Several categorical variables in this data have thousands of unique values which would increase the dimensional space unreasonably if binarizing in dense format. A binary `CountVectorizer` does the heavy lifting of populating dummy counts in sparse format, and `PLSR` reduces the numerous columns to a few core components.


### 3.5.2. Target-Sorted Label Encodings
Additionally, a label encoder of each feature is made with particular considerations. Normally, label encoding isn't recommended for machine learning because the algorithm will interpret the code numbers as meaningful information. However, encodings can convey useful information if categorical values are sorted by their mean outcome value. This way, each label's code will represent an approximation of the target outcome.

In [44]:
path = 'feature_engineering/5.categorical/feature_dumps/'
print('Loading and joining feature sets:...')
for file in os.listdir(path):
    print(file)
    if file[:4] == 'test':
        test_features = test_features.join(joblib.load(path+file))
    else:
        train_features = train_features.join(joblib.load(path+file))

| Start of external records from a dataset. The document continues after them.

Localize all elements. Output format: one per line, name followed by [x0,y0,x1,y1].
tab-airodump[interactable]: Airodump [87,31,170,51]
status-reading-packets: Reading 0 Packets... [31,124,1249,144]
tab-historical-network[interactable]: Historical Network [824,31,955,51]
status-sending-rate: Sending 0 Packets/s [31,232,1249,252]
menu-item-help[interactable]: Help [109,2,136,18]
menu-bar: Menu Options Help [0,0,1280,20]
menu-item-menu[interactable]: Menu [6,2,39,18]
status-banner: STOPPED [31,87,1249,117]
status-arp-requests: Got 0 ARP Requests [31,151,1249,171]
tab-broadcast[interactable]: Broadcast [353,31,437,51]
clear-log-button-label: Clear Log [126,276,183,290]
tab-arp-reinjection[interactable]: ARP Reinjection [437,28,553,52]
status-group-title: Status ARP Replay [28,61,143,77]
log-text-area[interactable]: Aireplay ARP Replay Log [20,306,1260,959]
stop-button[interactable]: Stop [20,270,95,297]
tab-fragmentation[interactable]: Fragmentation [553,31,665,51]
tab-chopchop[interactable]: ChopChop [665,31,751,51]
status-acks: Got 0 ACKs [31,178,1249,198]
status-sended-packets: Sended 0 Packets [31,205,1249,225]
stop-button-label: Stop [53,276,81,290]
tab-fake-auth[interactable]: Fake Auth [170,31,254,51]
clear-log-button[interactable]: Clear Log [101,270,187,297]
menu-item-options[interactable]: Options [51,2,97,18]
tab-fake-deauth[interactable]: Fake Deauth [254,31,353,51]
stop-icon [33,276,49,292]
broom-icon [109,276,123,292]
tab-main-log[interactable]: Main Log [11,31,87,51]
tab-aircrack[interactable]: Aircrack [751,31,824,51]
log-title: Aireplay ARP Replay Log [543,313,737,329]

Loading and joining feature sets:...
train_codes.sav
test_categ_catnamplsr.sav
train_regio_regplsr.sav
test_city_cityplsr.sav
train_param_p1plsr.sav
test_param_p3plsr.sav
test_param_p2plsr.sav
train_categ_catnamplsr.sav
test_regio_regplsr.sav
train_param_p3plsr.sav
test_codes.sav
train_paren_ptcatplsr.sav
train_param_p2plsr.sav
test_param_p1plsr.sav
train_city_cityplsr.sav
test_paren_ptcatplsr.sav


## 3.6 Other Features

- Imputations
- Missing Indicators
- Day-of-Week dummies.

In [45]:
path = 'feature_engineering/6.other/feature_dumps/'
print('Loading and joining feature sets:...')
for file in os.listdir(path):
    print(file)
    if file[:4] == 'test':
        test_features = test_features.join(joblib.load(path+file))
    else:
        train_features = train_features.join(joblib.load(path+file))

Loading and joining feature sets:...
train_othfeat.sav
test_othfeat.sav


# 4. Evaluation

- Evaluation and comparison of multiple models via robust analysis of residuals and error.

# 5. Product

- Why chose it.
- Why works.
- What problem it solves.
- How will it run in a production environment.
- What to do to maintain it going forward.